Edwardian/Victorian era setting with associated technologies (which might include steam) pushed to fantastic limits. An alternative to steampunk.


Alternate names: Gaslight fantasy, Gaslight romance

The first video game about Gaslamp fantasy was released in 1983.

Gaslamp Games, Starrats Studios and Total Eclipse has published most of these games

See also: steampunk, clockpunk
When steampunk has no punk and steam power is not emphasized (or is not existent), it may in fact be Gaslamp Fiction instead.
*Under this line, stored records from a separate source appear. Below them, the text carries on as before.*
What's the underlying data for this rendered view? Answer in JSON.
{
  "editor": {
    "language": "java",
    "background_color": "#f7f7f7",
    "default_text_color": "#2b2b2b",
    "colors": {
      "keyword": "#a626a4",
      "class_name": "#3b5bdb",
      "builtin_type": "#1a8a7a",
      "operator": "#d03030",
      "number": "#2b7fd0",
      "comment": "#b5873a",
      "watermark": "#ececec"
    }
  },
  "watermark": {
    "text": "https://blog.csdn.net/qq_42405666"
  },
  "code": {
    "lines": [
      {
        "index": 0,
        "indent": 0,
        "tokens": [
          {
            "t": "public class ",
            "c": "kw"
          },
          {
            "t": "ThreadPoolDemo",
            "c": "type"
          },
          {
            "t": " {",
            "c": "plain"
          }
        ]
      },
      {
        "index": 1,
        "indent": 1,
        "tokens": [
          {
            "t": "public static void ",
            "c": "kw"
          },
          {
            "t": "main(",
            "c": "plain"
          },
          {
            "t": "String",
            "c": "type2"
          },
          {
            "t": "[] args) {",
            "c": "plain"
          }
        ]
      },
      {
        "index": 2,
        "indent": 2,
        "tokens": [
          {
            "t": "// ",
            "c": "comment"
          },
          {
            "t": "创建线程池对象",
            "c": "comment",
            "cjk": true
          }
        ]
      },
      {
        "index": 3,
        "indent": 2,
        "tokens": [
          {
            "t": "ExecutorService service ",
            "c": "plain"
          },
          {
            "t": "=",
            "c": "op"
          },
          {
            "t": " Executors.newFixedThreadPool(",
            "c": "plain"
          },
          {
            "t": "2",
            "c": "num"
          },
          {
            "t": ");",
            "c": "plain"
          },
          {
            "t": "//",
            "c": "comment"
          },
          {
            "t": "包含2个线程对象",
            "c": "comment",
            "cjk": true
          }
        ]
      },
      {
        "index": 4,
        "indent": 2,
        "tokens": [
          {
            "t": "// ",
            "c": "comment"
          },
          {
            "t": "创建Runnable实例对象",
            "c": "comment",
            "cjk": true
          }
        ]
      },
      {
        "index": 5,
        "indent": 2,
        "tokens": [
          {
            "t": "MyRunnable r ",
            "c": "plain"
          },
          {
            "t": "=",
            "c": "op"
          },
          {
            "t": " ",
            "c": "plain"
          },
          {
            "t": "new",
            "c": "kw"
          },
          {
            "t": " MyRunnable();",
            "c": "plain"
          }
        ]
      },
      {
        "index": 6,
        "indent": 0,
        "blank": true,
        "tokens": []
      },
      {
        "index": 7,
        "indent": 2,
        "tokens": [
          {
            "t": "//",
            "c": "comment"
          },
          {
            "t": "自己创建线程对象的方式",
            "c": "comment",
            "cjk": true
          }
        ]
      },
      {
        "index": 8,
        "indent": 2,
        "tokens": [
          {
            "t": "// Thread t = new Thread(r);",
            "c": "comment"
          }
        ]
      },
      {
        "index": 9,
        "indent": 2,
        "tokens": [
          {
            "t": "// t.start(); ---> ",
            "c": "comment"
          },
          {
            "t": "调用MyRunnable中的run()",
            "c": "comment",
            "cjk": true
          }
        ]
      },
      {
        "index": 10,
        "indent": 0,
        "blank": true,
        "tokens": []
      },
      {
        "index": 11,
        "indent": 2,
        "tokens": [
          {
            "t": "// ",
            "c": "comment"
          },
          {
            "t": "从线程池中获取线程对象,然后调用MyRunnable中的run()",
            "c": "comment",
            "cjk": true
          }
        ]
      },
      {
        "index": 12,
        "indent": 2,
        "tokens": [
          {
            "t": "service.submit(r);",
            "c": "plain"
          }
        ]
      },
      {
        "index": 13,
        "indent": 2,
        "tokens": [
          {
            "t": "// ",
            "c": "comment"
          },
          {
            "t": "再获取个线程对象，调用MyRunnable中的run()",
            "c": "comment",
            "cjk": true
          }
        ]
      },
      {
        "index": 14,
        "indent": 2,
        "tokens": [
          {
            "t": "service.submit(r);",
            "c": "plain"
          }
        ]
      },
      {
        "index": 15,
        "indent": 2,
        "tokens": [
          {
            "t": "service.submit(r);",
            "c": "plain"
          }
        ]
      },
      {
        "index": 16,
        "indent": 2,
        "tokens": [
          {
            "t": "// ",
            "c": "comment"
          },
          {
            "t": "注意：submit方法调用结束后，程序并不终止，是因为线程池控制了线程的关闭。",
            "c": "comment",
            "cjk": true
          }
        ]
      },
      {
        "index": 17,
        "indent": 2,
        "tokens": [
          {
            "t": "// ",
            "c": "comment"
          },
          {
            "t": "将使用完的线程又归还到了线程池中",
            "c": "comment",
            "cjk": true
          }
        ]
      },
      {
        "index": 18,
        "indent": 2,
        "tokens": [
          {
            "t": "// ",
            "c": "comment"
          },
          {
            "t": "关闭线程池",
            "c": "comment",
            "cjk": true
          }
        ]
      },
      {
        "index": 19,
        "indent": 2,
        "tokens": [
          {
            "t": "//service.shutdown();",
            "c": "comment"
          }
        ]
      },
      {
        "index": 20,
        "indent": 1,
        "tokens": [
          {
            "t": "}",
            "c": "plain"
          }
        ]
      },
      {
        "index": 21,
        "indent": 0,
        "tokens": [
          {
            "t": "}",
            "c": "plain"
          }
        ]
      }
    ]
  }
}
The name is from after the year 2000 but the beginnings of the style may occur as early as 1818 with Mary Shelly's Frankenstein where technology is used to construct an artificial being. Other technologies of the day are also featured in the novel. Often, biological constructs, non-steam mechanical constructs, vampires, ghosts, monsters, robots, zombies, goblinoids, and fantasy creatures are present. They are a result of the fantastic technology of course. The Bram Stoker's Dracula novel in 1897 also contains gaslamp elements such as a blood transfusions (a newly investigated and a highly questionable medical technology at the time). Odd medical technology and medical machines are often gaslamp elements. Though there can be technology related to electricity, it is (much like steam power) often not emphasized as such or explored in accurate detail in stories of this genre (note the role of electricity in Mary Shelly's Frankenstein). It is yet one more technology of the era that can be pushed to fantastic limits.
This genre can be a subset of both Science Fiction and Fantasy.